For the mitochondrial genome, the gene selection criteria for ROC were the same as described above. All selected genes in the mitochondrial genome displayed excellent ability to classify early-stage LUAD and normal individuals with a high AUC (100.00%, 95% CI 100.00–100.00%) in cfDNA of plasma samples with the training data. Similar results were observed for the testing data. Therefore, the mtDNA panel would be a better diagnostic biomarker than the nuclear genome panel with the number of mutations in selected genes. The diagnostic model analyzed by LASSO evaluated panels of nuclear and mitochondrial genomes. The mtDNA panel performed better and ensured that the diagnostic biomarkers of blood were released from tumor tissues. If the VAFs for the mutations in the tumor tissues were low, the mutations might be detected in the blood. Meanwhile, the VAFs for mutations in tumor tissues were affected by blood cell proliferation and germline alterations. The ctDNA fraction of mitochondria was much higher than that of the nuclear genome, indicating that most mtDNA somatic mutations were much easier to detect in the early stage of LUAD than in the nuclear genome. Therefore, the mitochondrial panel can classify early-stage LUAD and normal individuals in cfDNA of plasma.

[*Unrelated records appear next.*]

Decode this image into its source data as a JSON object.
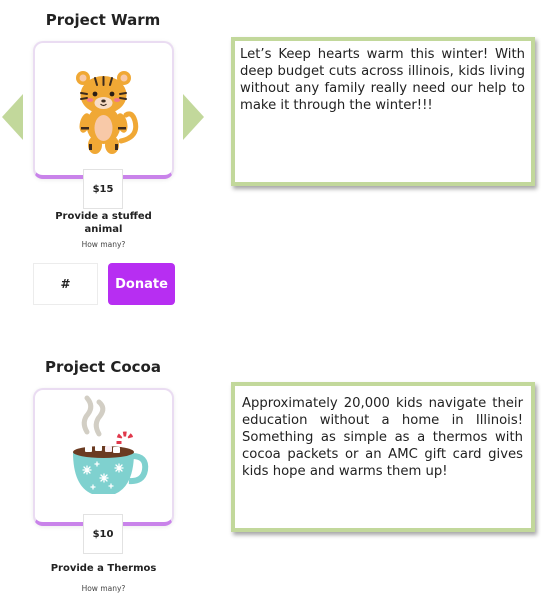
{
  "projects": [
    {
      "title": "Project Warm",
      "image_icon": "tiger-plush-icon",
      "price": "$15",
      "item_name": "Provide a stuffed animal",
      "how_many_label": "How many?",
      "quantity_placeholder": "#",
      "donate_label": "Donate",
      "description": "Let’s Keep hearts warm this winter!  With deep budget cuts across illinois, kids living without any family really need our help to make it through the winter!!!"
    },
    {
      "title": "Project Cocoa",
      "image_icon": "hot-cocoa-mug-icon",
      "price": "$10",
      "item_name": "Provide a Thermos",
      "how_many_label": "How many?",
      "description": "Approximately 20,000 kids navigate their education without a home in Illinois!  Something as simple as a thermos with cocoa packets or an AMC gift card gives kids hope and warms them up!"
    }
  ],
  "carousel": {
    "prev_icon": "arrow-left-icon",
    "next_icon": "arrow-right-icon"
  },
  "colors": {
    "accent_purple": "#b72ef2",
    "card_border": "#c983ea",
    "description_border": "#c2d89b",
    "arrow_green": "#c2d89b"
  }
}
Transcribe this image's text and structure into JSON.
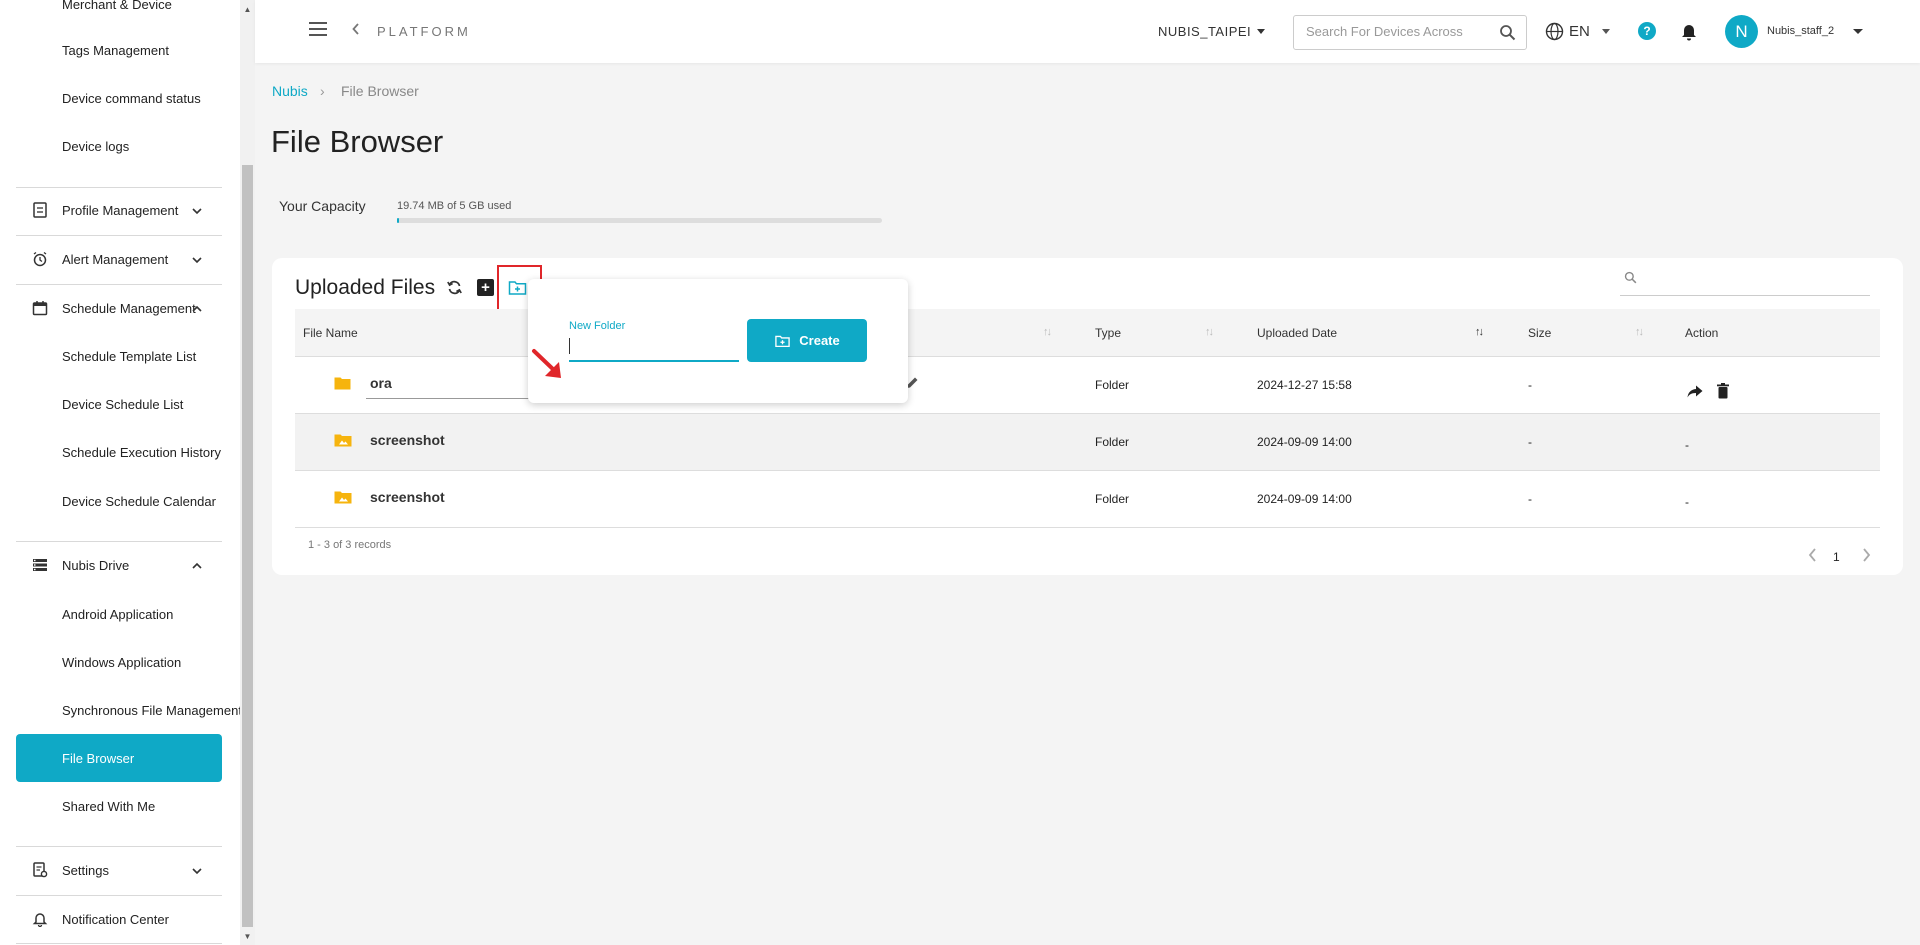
{
  "sidebar": {
    "items": [
      {
        "label": "Merchant & Device",
        "kind": "sub"
      },
      {
        "label": "Tags Management",
        "kind": "sub"
      },
      {
        "label": "Device command status",
        "kind": "sub"
      },
      {
        "label": "Device logs",
        "kind": "sub"
      },
      {
        "label": "Profile Management",
        "kind": "parent",
        "icon": "profile-icon",
        "expanded": false
      },
      {
        "label": "Alert Management",
        "kind": "parent",
        "icon": "alarm-icon",
        "expanded": false
      },
      {
        "label": "Schedule Management",
        "kind": "parent",
        "icon": "calendar-icon",
        "expanded": true
      },
      {
        "label": "Schedule Template List",
        "kind": "sub"
      },
      {
        "label": "Device Schedule List",
        "kind": "sub"
      },
      {
        "label": "Schedule Execution History",
        "kind": "sub"
      },
      {
        "label": "Device Schedule Calendar",
        "kind": "sub"
      },
      {
        "label": "Nubis Drive",
        "kind": "parent",
        "icon": "storage-icon",
        "expanded": true
      },
      {
        "label": "Android Application",
        "kind": "sub"
      },
      {
        "label": "Windows Application",
        "kind": "sub"
      },
      {
        "label": "Synchronous File Management",
        "kind": "sub"
      },
      {
        "label": "File Browser",
        "kind": "sub",
        "active": true
      },
      {
        "label": "Shared With Me",
        "kind": "sub"
      },
      {
        "label": "Settings",
        "kind": "parent",
        "icon": "settings-doc-icon",
        "expanded": false
      },
      {
        "label": "Notification Center",
        "kind": "parent",
        "icon": "bell-outline-icon"
      }
    ]
  },
  "header": {
    "platform_label": "PLATFORM",
    "org_name": "NUBIS_TAIPEI",
    "search_placeholder": "Search For Devices Across",
    "language": "EN",
    "help_glyph": "?",
    "avatar_letter": "N",
    "username": "Nubis_staff_2"
  },
  "breadcrumb": {
    "root": "Nubis",
    "separator": "›",
    "current": "File Browser"
  },
  "page_title": "File Browser",
  "capacity": {
    "label": "Your Capacity",
    "usage_text": "19.74 MB of 5 GB used",
    "used_fraction": 0.004
  },
  "files": {
    "title": "Uploaded Files",
    "add_glyph": "+",
    "columns": {
      "name": "File Name",
      "type": "Type",
      "date": "Uploaded Date",
      "size": "Size",
      "action": "Action"
    },
    "rows": [
      {
        "name": "ora",
        "type": "Folder",
        "date": "2024-12-27 15:58",
        "size": "-",
        "action": "",
        "icon": "folder-icon"
      },
      {
        "name": "screenshot",
        "type": "Folder",
        "date": "2024-09-09 14:00",
        "size": "-",
        "action": "-",
        "icon": "image-folder-icon"
      },
      {
        "name": "screenshot",
        "type": "Folder",
        "date": "2024-09-09 14:00",
        "size": "-",
        "action": "-",
        "icon": "image-folder-icon"
      }
    ],
    "records": "1 - 3 of 3 records",
    "page": "1"
  },
  "popover": {
    "label": "New Folder",
    "value": "",
    "create_label": "Create"
  },
  "colors": {
    "accent": "#0fa9c6",
    "highlight": "#e0262a",
    "folder": "#f6b40e"
  }
}
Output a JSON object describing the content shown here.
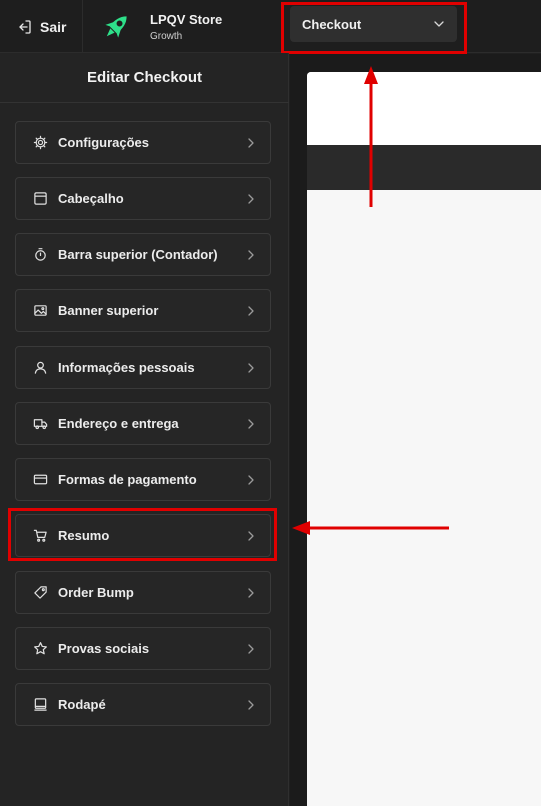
{
  "topbar": {
    "exit_label": "Sair",
    "store_name": "LPQV Store",
    "store_plan": "Growth",
    "page_select": {
      "selected": "Checkout"
    }
  },
  "sidebar": {
    "title": "Editar Checkout",
    "items": [
      {
        "label": "Configurações",
        "icon": "gear-icon"
      },
      {
        "label": "Cabeçalho",
        "icon": "window-icon"
      },
      {
        "label": "Barra superior (Contador)",
        "icon": "timer-icon"
      },
      {
        "label": "Banner superior",
        "icon": "image-icon"
      },
      {
        "label": "Informações pessoais",
        "icon": "user-icon"
      },
      {
        "label": "Endereço e entrega",
        "icon": "truck-icon"
      },
      {
        "label": "Formas de pagamento",
        "icon": "credit-card-icon"
      },
      {
        "label": "Resumo",
        "icon": "cart-icon"
      },
      {
        "label": "Order Bump",
        "icon": "tag-icon"
      },
      {
        "label": "Provas sociais",
        "icon": "star-icon"
      },
      {
        "label": "Rodapé",
        "icon": "laptop-icon"
      }
    ]
  },
  "colors": {
    "highlight": "#e00000",
    "brand_logo": "#2ee08a",
    "background": "#202020"
  }
}
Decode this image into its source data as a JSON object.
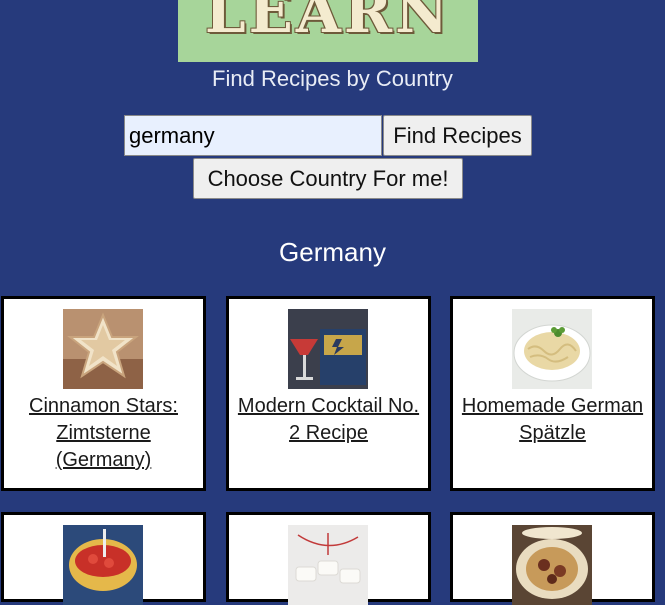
{
  "header": {
    "logo_text": "LEARN",
    "subtitle": "Find Recipes by Country"
  },
  "search": {
    "value": "germany",
    "find_label": "Find Recipes",
    "choose_label": "Choose Country For me!"
  },
  "results": {
    "country": "Germany",
    "recipes": [
      {
        "title": "Cinnamon Stars: Zimtsterne (Germany)",
        "image": "star-cookie-image"
      },
      {
        "title": "Modern Cocktail No. 2 Recipe",
        "image": "cocktail-glass-image"
      },
      {
        "title": "Homemade German Spätzle",
        "image": "spaetzle-plate-image"
      },
      {
        "title": "",
        "image": "red-dessert-cup-image"
      },
      {
        "title": "",
        "image": "white-cookies-twine-image"
      },
      {
        "title": "",
        "image": "tart-dish-image"
      }
    ]
  },
  "colors": {
    "background": "#263a7c",
    "logo_bg": "#a7d59a",
    "card_bg": "#ffffff"
  }
}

This study has two limitations that should be addressed in future research. Firstly, the scope of this study was limited to one center, and all individuals were of the same race. Secondly, we expanded the sample size to obtain more credible and reliable data to accelerate clinical translation. In the future, multicenter collaboration is needed to further expand the sample size to include different regions and races to clarify the accuracy of these biomarkers for early-stage LUAD diagnosis.

Conclusion

This study identified somatic mutations in the nuclear and mitochondrial genomes. The mutation detection of cfDNA revealed good diagnostic performance for early-stage LUAD. Moreover, somatic mutation detection in the mitochondria may be a better tool for diagnosing early-stage LUAD. The panel in the mitochondrial genome could classify primary early-stage LUAD and normal individuals in cfDNA of plasma. In the near future, we will initiate multicenter collaboration that expands the sample size from different regions and races to clarify the accuracy of these biomarkers for diagnosing early-stage LUAD.